Within a month, unemployment rose from 6.7% on 15 March to 26% on 19 April.[1] During the lockdown, an estimated 14 crore (140 million) people lost employment.[1] More than 45% of households across the nation have reported an income drop as compared to the previous year.[2] The Indian economy was expected to lose over ₹32,000 crore (US$4.5 billion) every day during the first 21-days of complete lockdown, which was declared following the coronavirus outbreak.[3]Under complete lockdown, less than a quarter of India's $2.8 trillion economic movement was functional.[5] Up to 53% of businesses in the country were projected to be significantly affected.[6] Supply chains have been put under stress with the lockdown restrictions in place; initially, there was a lack of clarity in streamlining what an "essential" is and what is not.[7] Those in the informal sectors and daily wage groups are the most at risk.[8] A large number of farmers around the country who grow perishables are also facing uncertainty. Various businesses such as hotels and airlines, are cutting salaries and laying off employees.
This can be solved or at least emerged from in the following ways:
1>(V-shaped recovery)
In this scenario, there will be a quick downturn in the first quarter of FY 2020-21 and a recovery from the second quarter onwards. A government stimulus will have the strongest impact, helping kickstart sectors such as construction and manufacturing. This hinges on the reduced spread of Covid-19 and minimal use of social distancing measures.

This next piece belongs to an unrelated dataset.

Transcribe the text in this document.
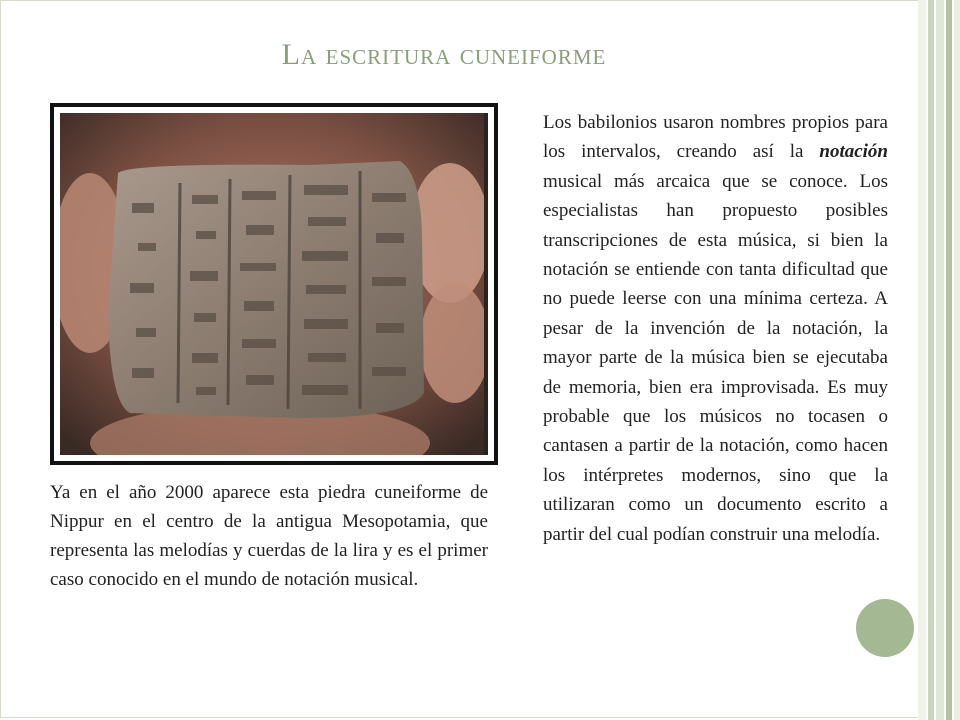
La escritura cuneiforme
Ya en el año 2000 aparece esta piedra cuneiforme de Nippur en el centro de la antigua Mesopotamia, que representa las melodías y cuerdas de la lira y es el primer caso conocido en el mundo de notación musical.
Los babilonios usaron nombres propios para los intervalos, creando así la notación musical más arcaica que se conoce. Los especialistas han propuesto posibles transcripciones de esta música, si bien la notación se entiende con tanta dificultad que no puede leerse con una mínima certeza. A pesar de la invención de la notación, la mayor parte de la música bien se ejecutaba de memoria, bien era improvisada. Es muy probable que los músicos no tocasen o cantasen a partir de la notación, como hacen los intérpretes modernos, sino que la utilizaran como un documento escrito a partir del cual podían construir una melodía.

2>Invest in sustainable infrastructure
Infrastructure investments are an effective way to boost economic activity and create jobs. But what kind of infrastructure should be built? Data from the 2008-09 financial crisis shows that South Korea, which directed nearly 70% of its stimulus towards green measures, rebounded faster than other economies in the Organisation for Economic Co-operation and Development (OECD). In the United States’ 2009 Great Recession recovery package, investments in clean energy and public transport created more jobs than traditional investments.
India too should take this opportunity to increase support for renewable energy, particularly rooftop solar, through appropriate policies and business models. Decentralized solar power can help spread critical services in remote regions if the upfront capital constraints can be addressed. It should revisit the potential import duties on solar panels, since this may not increase domestic production, but may raise the cost of solar power.
Similarly, scaling up the electrification and adoption of public transport will be critically important to reduce traffic congestion and air pollution. This should involve closer coordination with the electricity sector and a greater focus on vehicle charging infrastructure. Continued investment in cold storage facilities and supply chains will ensure the preservation and timely delivery of agricultural produce and reduce losses to farmers.